Upwardly mobile – how India's middle classes are craving smartphones
India just overtook the US as the world’s second largest smartphone market. Halfway through 2015 research house IDC predicted that India would overtake the US by 2017 – but growth has been such that India is a year ahead of schedule.
2015 saw smartphone shipments to India grow by 23 per cent, with over 100 million devices sold, taking the number of smartphones in circulation in the country to more than 220 million. Of those shipped in 2015, more than one in two was LTE-enabled.
So what has brought this about? First and foremost it is important to acknowledge the sheer scale of India – given India’s population of over 1 billion people it was perhaps only a matter of time until the number of smartphones outstripped the considerably smaller US. But there is more going on – and when you look deeper into the marketplace you find a very different situation to most other countries.
Domestic manufacturers booming
One of the most interesting aspects of the Indian smartphone explosion is the focus on domestic manufacturers. In South Korea most users have a Samsung device – Korean in origin – but a global powerhouse of a brand at the same time. And while Samsung is the market leader in India, it has real competition from domestic brands like Micromax, Intex and Lava. Thanks to the government’s Make In India program, almost half of the mobile phones shipped in India in Q4 2015 were manufactured there.
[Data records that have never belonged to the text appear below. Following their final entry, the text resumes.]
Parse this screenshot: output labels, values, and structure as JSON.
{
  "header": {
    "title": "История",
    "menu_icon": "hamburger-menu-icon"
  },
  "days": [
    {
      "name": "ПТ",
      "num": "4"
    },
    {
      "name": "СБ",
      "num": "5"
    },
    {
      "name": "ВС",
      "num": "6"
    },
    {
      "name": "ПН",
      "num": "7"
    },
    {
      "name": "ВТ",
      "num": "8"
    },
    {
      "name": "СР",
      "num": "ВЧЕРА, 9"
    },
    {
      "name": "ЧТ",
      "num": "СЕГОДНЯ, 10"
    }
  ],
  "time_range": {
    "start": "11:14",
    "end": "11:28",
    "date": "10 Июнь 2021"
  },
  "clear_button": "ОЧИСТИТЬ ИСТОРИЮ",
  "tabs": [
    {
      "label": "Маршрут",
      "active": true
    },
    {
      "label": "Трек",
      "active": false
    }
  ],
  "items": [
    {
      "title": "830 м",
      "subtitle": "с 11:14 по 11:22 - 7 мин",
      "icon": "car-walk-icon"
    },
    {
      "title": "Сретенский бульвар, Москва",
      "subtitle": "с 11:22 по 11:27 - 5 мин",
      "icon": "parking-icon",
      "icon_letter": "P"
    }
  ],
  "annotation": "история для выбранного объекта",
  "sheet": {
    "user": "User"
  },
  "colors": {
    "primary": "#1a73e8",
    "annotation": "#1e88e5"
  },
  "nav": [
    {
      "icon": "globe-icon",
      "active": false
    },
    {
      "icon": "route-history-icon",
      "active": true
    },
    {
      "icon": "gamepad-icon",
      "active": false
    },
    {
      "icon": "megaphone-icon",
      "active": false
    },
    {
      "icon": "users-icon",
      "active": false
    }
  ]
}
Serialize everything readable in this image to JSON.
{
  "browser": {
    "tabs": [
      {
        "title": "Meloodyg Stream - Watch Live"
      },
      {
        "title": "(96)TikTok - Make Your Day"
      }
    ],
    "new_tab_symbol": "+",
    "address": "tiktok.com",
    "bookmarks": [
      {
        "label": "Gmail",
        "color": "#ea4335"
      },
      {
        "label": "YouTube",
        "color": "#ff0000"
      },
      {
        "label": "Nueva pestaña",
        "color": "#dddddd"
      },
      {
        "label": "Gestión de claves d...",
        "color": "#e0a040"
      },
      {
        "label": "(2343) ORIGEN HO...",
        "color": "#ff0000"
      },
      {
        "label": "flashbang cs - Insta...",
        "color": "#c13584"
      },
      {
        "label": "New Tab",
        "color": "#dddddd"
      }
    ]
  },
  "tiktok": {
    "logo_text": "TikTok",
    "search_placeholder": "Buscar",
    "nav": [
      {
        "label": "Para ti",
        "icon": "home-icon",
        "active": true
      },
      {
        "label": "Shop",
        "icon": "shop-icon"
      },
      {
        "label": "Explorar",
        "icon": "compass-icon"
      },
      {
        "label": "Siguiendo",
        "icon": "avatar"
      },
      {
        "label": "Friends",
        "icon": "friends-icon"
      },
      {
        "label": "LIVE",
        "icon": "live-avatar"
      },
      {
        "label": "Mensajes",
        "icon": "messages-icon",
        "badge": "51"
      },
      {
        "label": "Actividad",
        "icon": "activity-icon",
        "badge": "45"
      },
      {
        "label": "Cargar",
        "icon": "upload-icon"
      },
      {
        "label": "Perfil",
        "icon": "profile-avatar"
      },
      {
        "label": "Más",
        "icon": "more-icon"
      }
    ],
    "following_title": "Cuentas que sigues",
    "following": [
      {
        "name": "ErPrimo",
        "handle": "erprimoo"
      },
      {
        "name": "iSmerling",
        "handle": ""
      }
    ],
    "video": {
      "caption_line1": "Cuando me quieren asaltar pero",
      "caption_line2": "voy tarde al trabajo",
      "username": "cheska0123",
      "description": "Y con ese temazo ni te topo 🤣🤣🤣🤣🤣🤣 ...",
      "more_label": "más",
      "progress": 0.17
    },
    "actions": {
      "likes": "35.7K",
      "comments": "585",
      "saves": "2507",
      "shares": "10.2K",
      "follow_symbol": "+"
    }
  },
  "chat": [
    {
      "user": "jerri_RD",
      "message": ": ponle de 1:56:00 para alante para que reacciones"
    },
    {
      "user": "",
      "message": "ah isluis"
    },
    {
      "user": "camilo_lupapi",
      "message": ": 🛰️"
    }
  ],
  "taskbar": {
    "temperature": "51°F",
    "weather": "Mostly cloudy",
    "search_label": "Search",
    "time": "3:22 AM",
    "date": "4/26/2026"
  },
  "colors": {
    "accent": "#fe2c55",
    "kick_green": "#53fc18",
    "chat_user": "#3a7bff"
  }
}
Asia – a very mobile-first region
In 2015 it was revealed that all throughout Asia, mobile is the first device of choice for end-users. And what is true for Singapore and South Korea is also true in India. There are a variety of reasons behind it but a primary one is basic economics – Asian consumers tend to have less disposable income than their western counterparts so are more likely to have only one internet device – and the portability of the smartphone makes it first choice.
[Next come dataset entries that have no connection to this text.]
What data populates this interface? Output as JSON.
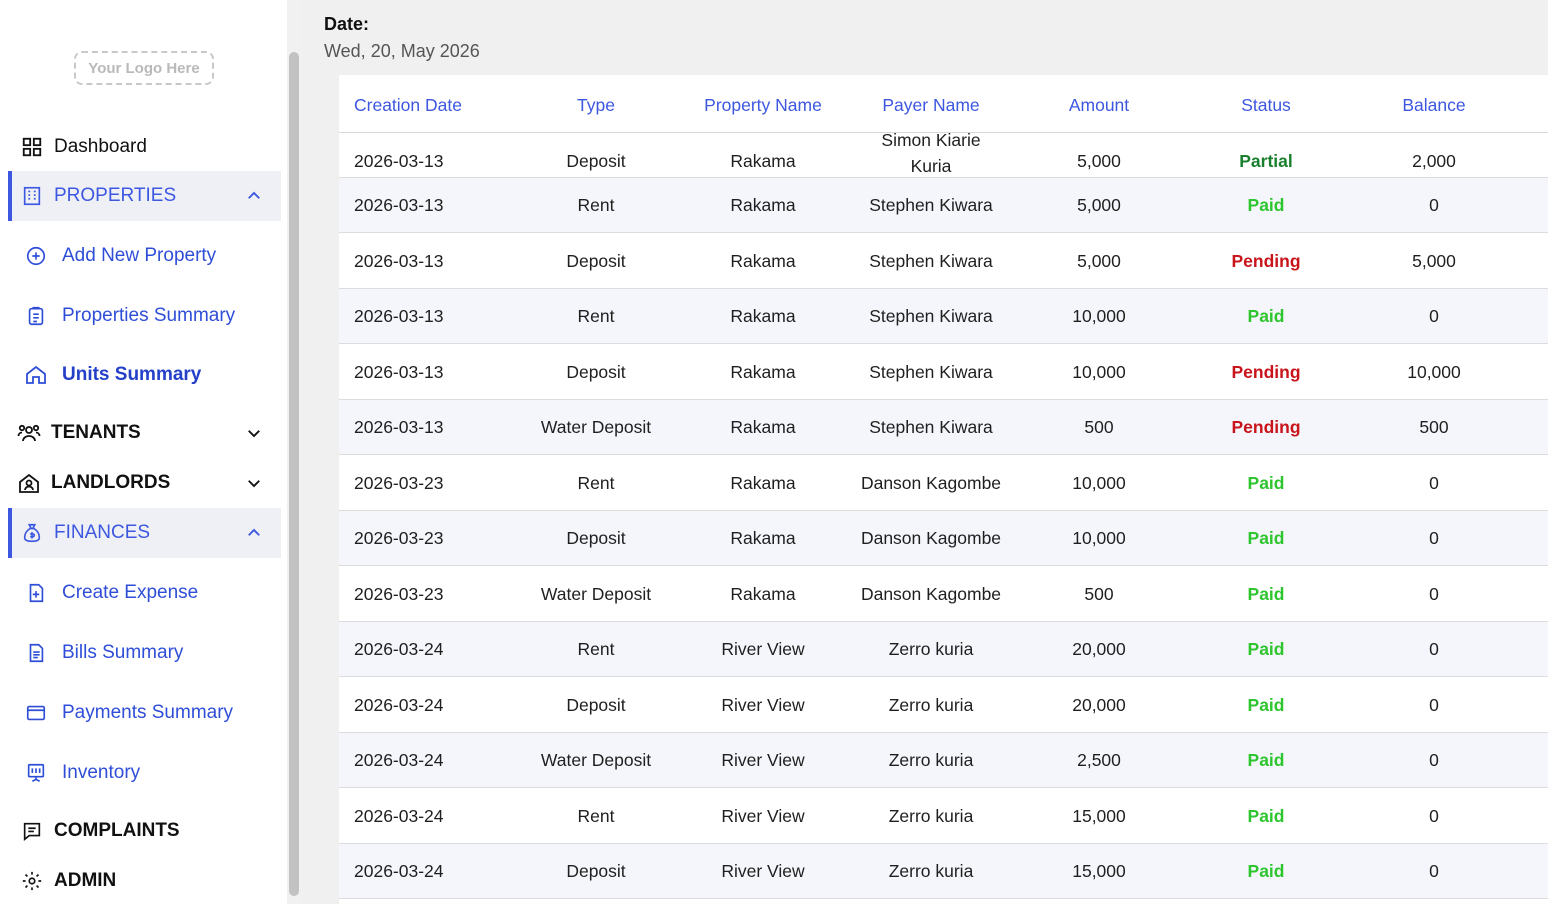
{
  "sidebar": {
    "logo_text": "Your Logo Here",
    "dashboard": "Dashboard",
    "properties": "PROPERTIES",
    "properties_sub": {
      "add_new_property": "Add New Property",
      "properties_summary": "Properties Summary",
      "units_summary": "Units Summary"
    },
    "tenants": "TENANTS",
    "landlords": "LANDLORDS",
    "finances": "FINANCES",
    "finances_sub": {
      "create_expense": "Create Expense",
      "bills_summary": "Bills Summary",
      "payments_summary": "Payments Summary",
      "inventory": "Inventory"
    },
    "complaints": "COMPLAINTS",
    "admin": "ADMIN"
  },
  "header": {
    "date_label": "Date:",
    "date_value": "Wed, 20, May 2026"
  },
  "table": {
    "columns": [
      "Creation Date",
      "Type",
      "Property Name",
      "Payer Name",
      "Amount",
      "Status",
      "Balance"
    ],
    "rows": [
      {
        "date": "2026-03-13",
        "type": "Deposit",
        "property": "Rakama",
        "payer": "Simon Kiarie Kuria",
        "amount": "5,000",
        "status": "Partial",
        "balance": "2,000"
      },
      {
        "date": "2026-03-13",
        "type": "Rent",
        "property": "Rakama",
        "payer": "Stephen Kiwara",
        "amount": "5,000",
        "status": "Paid",
        "balance": "0"
      },
      {
        "date": "2026-03-13",
        "type": "Deposit",
        "property": "Rakama",
        "payer": "Stephen Kiwara",
        "amount": "5,000",
        "status": "Pending",
        "balance": "5,000"
      },
      {
        "date": "2026-03-13",
        "type": "Rent",
        "property": "Rakama",
        "payer": "Stephen Kiwara",
        "amount": "10,000",
        "status": "Paid",
        "balance": "0"
      },
      {
        "date": "2026-03-13",
        "type": "Deposit",
        "property": "Rakama",
        "payer": "Stephen Kiwara",
        "amount": "10,000",
        "status": "Pending",
        "balance": "10,000"
      },
      {
        "date": "2026-03-13",
        "type": "Water Deposit",
        "property": "Rakama",
        "payer": "Stephen Kiwara",
        "amount": "500",
        "status": "Pending",
        "balance": "500"
      },
      {
        "date": "2026-03-23",
        "type": "Rent",
        "property": "Rakama",
        "payer": "Danson Kagombe",
        "amount": "10,000",
        "status": "Paid",
        "balance": "0"
      },
      {
        "date": "2026-03-23",
        "type": "Deposit",
        "property": "Rakama",
        "payer": "Danson Kagombe",
        "amount": "10,000",
        "status": "Paid",
        "balance": "0"
      },
      {
        "date": "2026-03-23",
        "type": "Water Deposit",
        "property": "Rakama",
        "payer": "Danson Kagombe",
        "amount": "500",
        "status": "Paid",
        "balance": "0"
      },
      {
        "date": "2026-03-24",
        "type": "Rent",
        "property": "River View",
        "payer": "Zerro kuria",
        "amount": "20,000",
        "status": "Paid",
        "balance": "0"
      },
      {
        "date": "2026-03-24",
        "type": "Deposit",
        "property": "River View",
        "payer": "Zerro kuria",
        "amount": "20,000",
        "status": "Paid",
        "balance": "0"
      },
      {
        "date": "2026-03-24",
        "type": "Water Deposit",
        "property": "River View",
        "payer": "Zerro kuria",
        "amount": "2,500",
        "status": "Paid",
        "balance": "0"
      },
      {
        "date": "2026-03-24",
        "type": "Rent",
        "property": "River View",
        "payer": "Zerro kuria",
        "amount": "15,000",
        "status": "Paid",
        "balance": "0"
      },
      {
        "date": "2026-03-24",
        "type": "Deposit",
        "property": "River View",
        "payer": "Zerro kuria",
        "amount": "15,000",
        "status": "Paid",
        "balance": "0"
      }
    ]
  },
  "colors": {
    "accent": "#3d57e0",
    "paid": "#2ec52e",
    "pending": "#c8141a",
    "partial": "#19802d"
  }
}
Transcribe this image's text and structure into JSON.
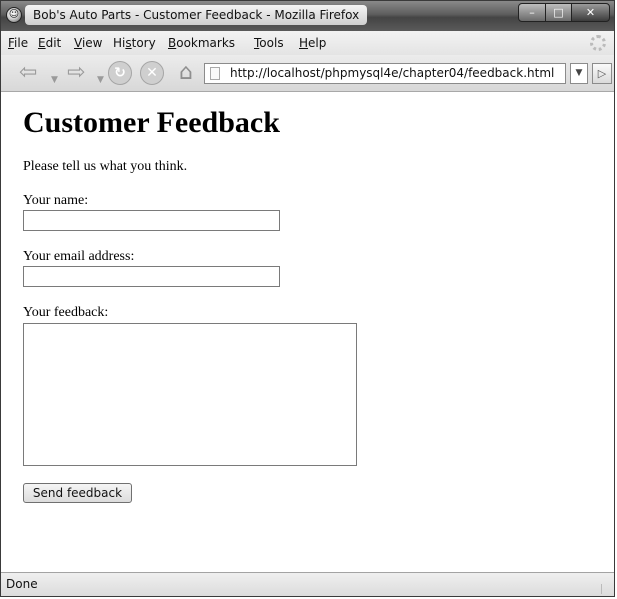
{
  "window": {
    "title": "Bob's Auto Parts - Customer Feedback - Mozilla Firefox"
  },
  "menu": {
    "file": "ile",
    "file_key": "F",
    "edit": "dit",
    "edit_key": "E",
    "view": "iew",
    "view_key": "V",
    "history_pre": "Hi",
    "history_key": "s",
    "history_post": "tory",
    "bookmarks": "ookmarks",
    "bookmarks_key": "B",
    "tools": "ools",
    "tools_key": "T",
    "help": "elp",
    "help_key": "H"
  },
  "toolbar": {
    "url": "http://localhost/phpmysql4e/chapter04/feedback.html",
    "icons": [
      "back-icon",
      "forward-icon",
      "reload-icon",
      "stop-icon",
      "home-icon",
      "go-icon"
    ]
  },
  "page": {
    "heading": "Customer Feedback",
    "intro": "Please tell us what you think.",
    "name_label": "Your name:",
    "email_label": "Your email address:",
    "feedback_label": "Your feedback:",
    "name_value": "",
    "email_value": "",
    "feedback_value": "",
    "submit_label": "Send feedback"
  },
  "status": {
    "text": "Done"
  }
}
Connecting remote and rural end-users
Another big factor aiding smartphone proliferation is the sheer geography of the country. India is a vast place, and the logistics of installing fixed line broadband everywhere make it a huge undertaking. The Indian government has another project in place, ‘Digital India’, tasked with connecting 250,000 villages with wireless broadband by 2019. The initiative is taking the same approach as much of Africa, where 90 per cent of total broadband penetration is via mobile.
Mobile banking and payments on the up too
The convenience of managing your finances on the move is also helping drive smartphone uptake. India is now number four worldwide in mobile banking adoption, behind only China, South Africa and South Korea, and ahead of all the G7 countries. In a country as geographically dispersed as it is, this makes a lot of sense. Alongside this mobile payments are proving popular too, with 65 per cent of men and 54 per cent of women saying they prefer the ease of paying via their mobile carrier for mobile videos, credit and store payments and more.
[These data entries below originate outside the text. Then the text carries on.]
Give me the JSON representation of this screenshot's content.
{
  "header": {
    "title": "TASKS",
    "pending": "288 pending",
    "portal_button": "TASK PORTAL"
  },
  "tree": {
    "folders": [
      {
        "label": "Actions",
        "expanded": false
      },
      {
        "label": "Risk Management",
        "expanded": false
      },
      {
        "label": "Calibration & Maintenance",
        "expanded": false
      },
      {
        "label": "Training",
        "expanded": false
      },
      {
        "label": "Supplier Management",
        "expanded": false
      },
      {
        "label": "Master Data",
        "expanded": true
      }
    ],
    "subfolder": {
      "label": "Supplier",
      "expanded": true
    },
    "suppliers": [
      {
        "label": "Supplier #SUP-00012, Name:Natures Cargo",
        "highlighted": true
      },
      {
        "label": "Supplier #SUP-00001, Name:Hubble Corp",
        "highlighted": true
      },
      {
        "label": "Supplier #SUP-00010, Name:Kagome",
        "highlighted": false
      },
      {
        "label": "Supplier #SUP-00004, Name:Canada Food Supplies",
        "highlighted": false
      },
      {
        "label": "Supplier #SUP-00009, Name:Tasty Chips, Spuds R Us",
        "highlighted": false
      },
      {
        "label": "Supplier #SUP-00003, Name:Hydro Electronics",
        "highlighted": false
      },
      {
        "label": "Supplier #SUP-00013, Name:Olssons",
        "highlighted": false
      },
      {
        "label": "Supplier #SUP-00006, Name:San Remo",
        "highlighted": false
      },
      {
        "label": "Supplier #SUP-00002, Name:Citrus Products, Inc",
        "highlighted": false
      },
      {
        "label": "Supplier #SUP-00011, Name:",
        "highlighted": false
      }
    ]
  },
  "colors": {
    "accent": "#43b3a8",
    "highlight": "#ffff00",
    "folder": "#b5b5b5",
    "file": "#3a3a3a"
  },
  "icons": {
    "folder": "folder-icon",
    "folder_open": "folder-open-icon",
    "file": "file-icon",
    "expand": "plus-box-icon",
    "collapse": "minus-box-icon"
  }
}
Mobility changing everything
2016 is set to be the year the smartphone and mobility really go mainstream in India. Mobile ad spending is forecast to jump from the current 2 to 4 per cent growth up to between 15 and 20 per cent, making it the fastest-growing advertising segment in the country. Yet another government digital project, the Smart Cities Mission, has a goal of developing 100 smart cities throughout India, all powered by technology and focusing on mobility. These are exciting times for India and the smartphone boom driven by mobile broadband penetration is helping make all manner of advances possible.